Perform Principal Component Analysis (PCA) on the specified modality of the MuData object.

References

Pedregosa, F., Varoquaux, G., Gramfort, A., Michel, V., Thirion, B., Grisel, O., ... & Duchesnay, E. (2011). Scikit-learn: Machine learning in Python. Journal of machine learning research, 12(Oct), 2825-2830.

Andrzej M., Waldemar R. (1993). Principal Component Analysis (PCA). Computers & Geosciences, 19(3), 303-342.

Parameters:

Name Type Description Default
mdata MuData

MuData object containing the data.

required
modality str

The modality to perform PCA on.

required
layer str | None

Layer to use for quantification aggregation. If None, the default layer (.X) will be used. Defaults to "scaled".

None
n_components int | None

Number of components to keep. if n_components is not set all components are kept::

n_components == min(n_samples, n_features)

If n_components == 'mle' and svd_solver == 'full', Minka's MLE is used to guess the dimension. Use of n_components == 'mle' will interpret svd_solver == 'auto' as svd_solver == 'full'.

If 0 < n_components < 1 and svd_solver == 'full', select the number of components such that the amount of variance that needs to be explained is greater than the percentage specified by n_components.

If svd_solver == 'arpack', the number of components must be strictly less than the minimum of n_features and n_samples.

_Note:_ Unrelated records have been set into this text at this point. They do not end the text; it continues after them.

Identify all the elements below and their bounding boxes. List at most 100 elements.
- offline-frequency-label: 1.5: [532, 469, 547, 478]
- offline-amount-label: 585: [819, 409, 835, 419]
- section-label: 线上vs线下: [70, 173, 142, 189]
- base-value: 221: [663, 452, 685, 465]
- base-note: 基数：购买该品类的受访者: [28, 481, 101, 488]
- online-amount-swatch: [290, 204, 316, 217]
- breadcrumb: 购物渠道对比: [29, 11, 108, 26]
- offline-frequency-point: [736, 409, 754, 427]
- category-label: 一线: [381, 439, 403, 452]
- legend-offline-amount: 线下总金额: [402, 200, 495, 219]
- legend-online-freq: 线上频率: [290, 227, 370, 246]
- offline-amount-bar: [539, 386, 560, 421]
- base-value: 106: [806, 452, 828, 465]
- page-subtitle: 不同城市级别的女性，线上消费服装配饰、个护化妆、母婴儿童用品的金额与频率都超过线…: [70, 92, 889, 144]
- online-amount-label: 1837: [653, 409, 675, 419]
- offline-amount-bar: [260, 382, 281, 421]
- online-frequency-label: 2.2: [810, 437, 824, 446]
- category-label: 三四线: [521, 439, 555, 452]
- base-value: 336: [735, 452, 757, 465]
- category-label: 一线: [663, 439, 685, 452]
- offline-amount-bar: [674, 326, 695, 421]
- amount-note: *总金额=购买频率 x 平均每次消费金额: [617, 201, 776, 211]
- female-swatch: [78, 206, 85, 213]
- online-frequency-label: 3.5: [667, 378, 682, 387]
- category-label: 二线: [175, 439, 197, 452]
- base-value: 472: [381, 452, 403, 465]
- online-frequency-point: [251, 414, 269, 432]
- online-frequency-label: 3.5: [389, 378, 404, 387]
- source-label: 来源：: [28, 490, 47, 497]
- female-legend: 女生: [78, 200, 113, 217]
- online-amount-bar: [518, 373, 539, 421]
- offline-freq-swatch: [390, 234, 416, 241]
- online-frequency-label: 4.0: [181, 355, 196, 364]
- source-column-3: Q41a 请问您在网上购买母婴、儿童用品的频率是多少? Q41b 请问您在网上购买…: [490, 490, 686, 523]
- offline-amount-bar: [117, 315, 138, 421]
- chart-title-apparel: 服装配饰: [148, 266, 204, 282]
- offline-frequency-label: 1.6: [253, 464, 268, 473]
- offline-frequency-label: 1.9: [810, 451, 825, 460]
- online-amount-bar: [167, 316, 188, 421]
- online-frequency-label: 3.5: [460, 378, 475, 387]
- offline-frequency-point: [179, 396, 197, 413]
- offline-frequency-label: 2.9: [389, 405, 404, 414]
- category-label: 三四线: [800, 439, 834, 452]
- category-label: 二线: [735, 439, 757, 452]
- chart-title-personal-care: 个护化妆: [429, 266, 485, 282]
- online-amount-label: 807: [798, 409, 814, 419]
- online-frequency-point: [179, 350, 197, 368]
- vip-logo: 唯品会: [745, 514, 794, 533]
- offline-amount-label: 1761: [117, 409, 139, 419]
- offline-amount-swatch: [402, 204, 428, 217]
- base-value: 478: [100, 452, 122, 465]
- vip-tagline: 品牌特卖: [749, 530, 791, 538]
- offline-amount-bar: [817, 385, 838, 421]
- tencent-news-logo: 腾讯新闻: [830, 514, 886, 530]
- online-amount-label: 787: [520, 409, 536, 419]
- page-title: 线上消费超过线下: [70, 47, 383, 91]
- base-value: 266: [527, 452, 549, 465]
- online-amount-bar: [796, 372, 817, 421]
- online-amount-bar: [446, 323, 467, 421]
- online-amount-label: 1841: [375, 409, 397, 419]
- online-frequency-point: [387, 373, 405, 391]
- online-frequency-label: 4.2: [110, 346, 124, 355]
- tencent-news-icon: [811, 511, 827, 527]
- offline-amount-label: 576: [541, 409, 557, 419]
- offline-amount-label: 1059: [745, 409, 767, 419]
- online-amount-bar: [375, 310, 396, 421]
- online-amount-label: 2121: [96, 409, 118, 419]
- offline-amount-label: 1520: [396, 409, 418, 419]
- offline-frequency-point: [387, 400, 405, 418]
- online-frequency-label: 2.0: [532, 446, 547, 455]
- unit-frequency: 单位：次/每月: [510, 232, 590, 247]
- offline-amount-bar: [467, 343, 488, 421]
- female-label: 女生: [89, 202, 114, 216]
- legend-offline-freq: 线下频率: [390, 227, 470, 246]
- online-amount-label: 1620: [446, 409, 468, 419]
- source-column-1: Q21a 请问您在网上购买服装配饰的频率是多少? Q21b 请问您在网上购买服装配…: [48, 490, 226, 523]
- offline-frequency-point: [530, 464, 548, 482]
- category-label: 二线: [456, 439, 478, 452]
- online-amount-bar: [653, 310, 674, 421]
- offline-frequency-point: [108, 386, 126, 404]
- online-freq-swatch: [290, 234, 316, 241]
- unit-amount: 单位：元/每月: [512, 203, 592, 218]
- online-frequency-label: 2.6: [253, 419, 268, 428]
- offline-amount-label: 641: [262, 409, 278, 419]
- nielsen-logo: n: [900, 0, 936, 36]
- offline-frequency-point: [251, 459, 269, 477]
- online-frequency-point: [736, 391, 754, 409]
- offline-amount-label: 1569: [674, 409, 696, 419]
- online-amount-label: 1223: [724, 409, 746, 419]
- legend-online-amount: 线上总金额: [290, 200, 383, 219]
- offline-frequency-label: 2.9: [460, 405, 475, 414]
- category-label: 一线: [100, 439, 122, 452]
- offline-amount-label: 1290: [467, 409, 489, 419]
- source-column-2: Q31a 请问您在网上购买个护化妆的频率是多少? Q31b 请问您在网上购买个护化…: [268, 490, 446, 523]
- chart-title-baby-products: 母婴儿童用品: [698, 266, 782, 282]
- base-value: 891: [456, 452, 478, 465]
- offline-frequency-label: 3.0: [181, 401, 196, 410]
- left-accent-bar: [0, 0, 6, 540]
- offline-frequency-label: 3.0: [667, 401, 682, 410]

Hence, the None case results in:

n_components == min(n_samples, n_features) - 1
None
svd_solver Literal['auto', 'full', 'arpack', 'randomized']

"auto": The solver is selected by a default 'auto' policy is based on X.shape and n_components: if the input data has fewer than 1000 features and more than 10 times as many samples, then the "covariance_eigh" solver is used. Otherwise, if the input data is larger than 500x500 and the number of components to extract is lower than 80% of the smallest dimension of the data, then the more efficient "randomized" method is selected. Otherwise the exact "full" SVD is computed and optionally truncated afterwards.

"full" : Run exact full SVD calling the standard LAPACK solver via scipy.linalg.svd and select the components by postprocessing

"arpack" : Run SVD truncated to n_components calling ARPACK solver via scipy.sparse.linalg.svds. It requires strictly 0 < n_components < min(X.shape)

"randomized" : Run randomized SVD by the method of Halko et al.

'auto'
random_state int | None

Used when the 'arpack' or 'randomized' solvers are used. Pass an int for reproducible results across multiple function calls.

0
key_added str

Base key used for PCA outputs. Results are stored in: - .obsm[key_added] for component scores - .varm[key_added] for loadings - .uns[key_added] for explained variance metadata Defaults to "X_pca".

'X_pca'
**kwargs Any

Additional keyword arguments passed to PCA constructor.

{}

Returns:

Type Description
MuData

Updated MuData object with PCA results.